That`s the help text from make menuconfig.

My Logitech works with two drivers: uvc and usb-audio. They must work

together ( and they do ).

Now I find a driver in usb gadgets, that has both video and audio in one

driver, not separately, just like the device itself, the webcam, that has

a mic and video capture function.

Doesn`t it seem logical to combine both functions in just one driver than

forcing two drivers to work together.

The help text does not tell me, what make and model needs it. 

I wouldn`t change my arrangement now as it works just fine

( skype is a jerk if you ask me and I know many people who have the

same issue in skype but nowhere else - I don`t care much for that )

I only thought one of you might know where the newcomer would be useful

as I like to explore a new kernel.

----------

## NeddySeagoon

transsib,

 *kernel help wrote:*   

> It provides a userspace API to process UVC control requests 

 is a good hint.

UVC is USB Video Class, so it works with any USB device compliant with the Video Class specification.

It looks like a step in the direction of moving some things from the kernel to user space.

----------

## EasterParade

 *Quote:*   

> It looks like a step in the direction of moving some things from the kernel to user space.

 

So it may be some kind of blueprint for the kernel thinktank or a working basis

for future developements?

----------

## cach0rr0

 *transsib wrote:*   

> 
> 
> So it may be some kind of blueprint for the kernel thinktank or a working basis for future developements?

 

something along those lines. Basically, for the time being, it provides the userspace API that various sundry applications might use to interact with the webcam; however, I would be surprised if any of the userspace tools have yet been updated to make use of it. 

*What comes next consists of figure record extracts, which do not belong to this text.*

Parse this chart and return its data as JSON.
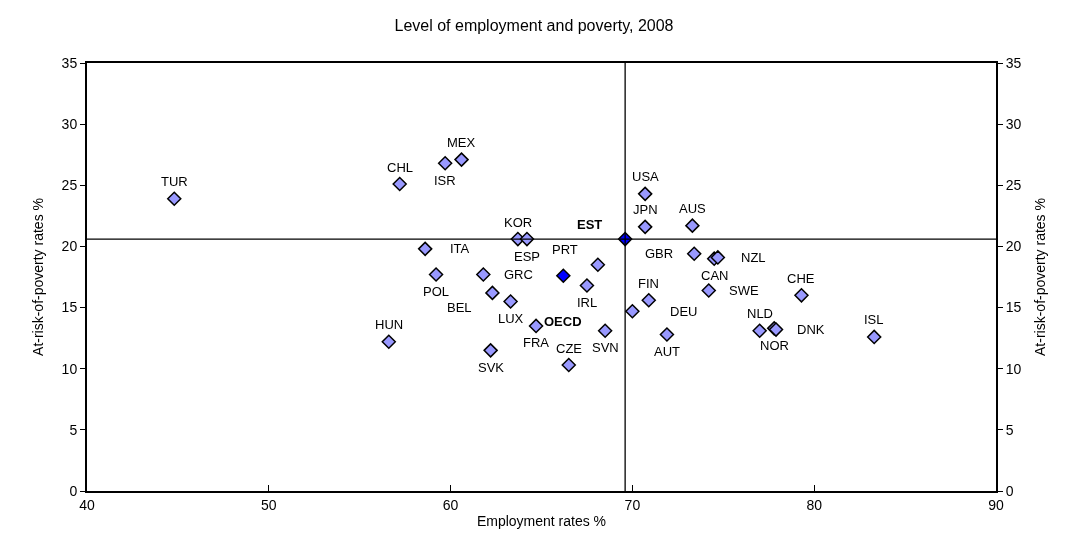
{
  "chart_data": {
    "type": "scatter",
    "title": "Level of employment and poverty, 2008",
    "xlabel": "Employment rates %",
    "ylabel": "At-risk-of-poverty rates %",
    "y2label": "At-risk-of-poverty rates %",
    "series": [
      {
        "color": "#9999ff",
        "x": [
          44.8,
          56.6,
          57.2,
          59.7,
          60.6,
          58.6,
          59.2,
          61.8,
          62.3,
          63.3,
          64.7,
          62.2,
          66.5,
          63.7,
          64.2,
          67.5,
          68.5,
          68.1,
          70.0,
          70.9,
          71.9,
          70.7,
          70.7,
          73.3,
          73.4,
          74.5,
          74.7,
          74.2,
          79.3,
          77.0,
          77.8,
          77.9,
          83.3
        ],
        "values": [
          23.9,
          12.2,
          25.1,
          26.8,
          27.1,
          19.8,
          17.7,
          17.7,
          16.2,
          15.5,
          13.5,
          11.5,
          10.3,
          20.6,
          20.6,
          16.8,
          13.1,
          18.5,
          14.7,
          15.6,
          12.8,
          24.3,
          21.6,
          21.7,
          19.4,
          19.0,
          19.1,
          16.4,
          16.0,
          13.1,
          13.3,
          13.2,
          12.6
        ]
      },
      {
        "color": "#0000ff",
        "x": [
          66.2,
          69.6
        ],
        "values": [
          17.6,
          20.6
        ]
      }
    ],
    "annotations": [
      {
        "text": "TUR",
        "x": 44.8,
        "y": 23.9
      },
      {
        "text": "HUN",
        "x": 56.6,
        "y": 12.2
      },
      {
        "text": "CHL",
        "x": 57.2,
        "y": 25.1
      },
      {
        "text": "ISR",
        "x": 59.7,
        "y": 26.8
      },
      {
        "text": "MEX",
        "x": 60.6,
        "y": 27.1
      },
      {
        "text": "ITA",
        "x": 58.6,
        "y": 19.8
      },
      {
        "text": "POL",
        "x": 59.2,
        "y": 17.7
      },
      {
        "text": "GRC",
        "x": 61.8,
        "y": 17.7
      },
      {
        "text": "BEL",
        "x": 62.3,
        "y": 16.2
      },
      {
        "text": "LUX",
        "x": 63.3,
        "y": 15.5
      },
      {
        "text": "FRA",
        "x": 64.7,
        "y": 13.5
      },
      {
        "text": "SVK",
        "x": 62.2,
        "y": 11.5
      },
      {
        "text": "CZE",
        "x": 66.5,
        "y": 10.3
      },
      {
        "text": "KOR",
        "x": 63.7,
        "y": 20.6
      },
      {
        "text": "ESP",
        "x": 64.2,
        "y": 20.6
      },
      {
        "text": "IRL",
        "x": 67.5,
        "y": 16.8
      },
      {
        "text": "SVN",
        "x": 68.5,
        "y": 13.1
      },
      {
        "text": "PRT",
        "x": 68.1,
        "y": 18.5
      },
      {
        "text": "DEU",
        "x": 70.0,
        "y": 14.7
      },
      {
        "text": "FIN",
        "x": 70.9,
        "y": 15.6
      },
      {
        "text": "AUT",
        "x": 71.9,
        "y": 12.8
      },
      {
        "text": "USA",
        "x": 70.7,
        "y": 24.3
      },
      {
        "text": "JPN",
        "x": 70.7,
        "y": 21.6
      },
      {
        "text": "AUS",
        "x": 73.3,
        "y": 21.7
      },
      {
        "text": "GBR",
        "x": 73.4,
        "y": 19.4
      },
      {
        "text": "CAN",
        "x": 74.5,
        "y": 19.0
      },
      {
        "text": "NZL",
        "x": 74.7,
        "y": 19.1
      },
      {
        "text": "SWE",
        "x": 74.2,
        "y": 16.4
      },
      {
        "text": "CHE",
        "x": 79.3,
        "y": 16.0
      },
      {
        "text": "NLD",
        "x": 77.0,
        "y": 13.1
      },
      {
        "text": "NOR",
        "x": 77.8,
        "y": 13.3
      },
      {
        "text": "DNK",
        "x": 77.9,
        "y": 13.2
      },
      {
        "text": "ISL",
        "x": 83.3,
        "y": 12.6
      },
      {
        "text": "OECD",
        "x": 66.2,
        "y": 17.6
      },
      {
        "text": "EST",
        "x": 69.6,
        "y": 20.6
      }
    ],
    "ref_lines": [
      {
        "axis": "x",
        "value": 69.6,
        "color": "#000000"
      },
      {
        "axis": "y",
        "value": 20.6,
        "color": "#000000"
      }
    ],
    "xlim": [
      40,
      90
    ],
    "xticks": [
      40,
      50,
      60,
      70,
      80,
      90
    ],
    "ylim": [
      0,
      35
    ],
    "yticks": [
      0,
      5,
      10,
      15,
      20,
      25,
      30,
      35
    ],
    "y2lim": [
      0,
      35
    ],
    "y2ticks": [
      0,
      5,
      10,
      15,
      20,
      25,
      30,
      35
    ],
    "marker": "diamond"
  }
}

basically, it's an additional protocol for this - http://www.linux-usb.org/gadget/ - that's to be used for webcams

 *transsib wrote:*   

> 
> 
> @cach0rr0, what`s Ronnie doing in the glory of red ?
> 
> 

 

doing his best Che impression of course.

----------

## EasterParade

Thank you for the input the two of you. And NeddySeagoon, see you around.   :Very Happy: 

 *Quote:*   

> 
> 
> transsib hat Folgendes geschrieben:
> 
> @cach0rr0, what`s Ronnie doing in the glory of red ?
> ...

 

Yep, it certainly fits to him.   :Laughing: 

----------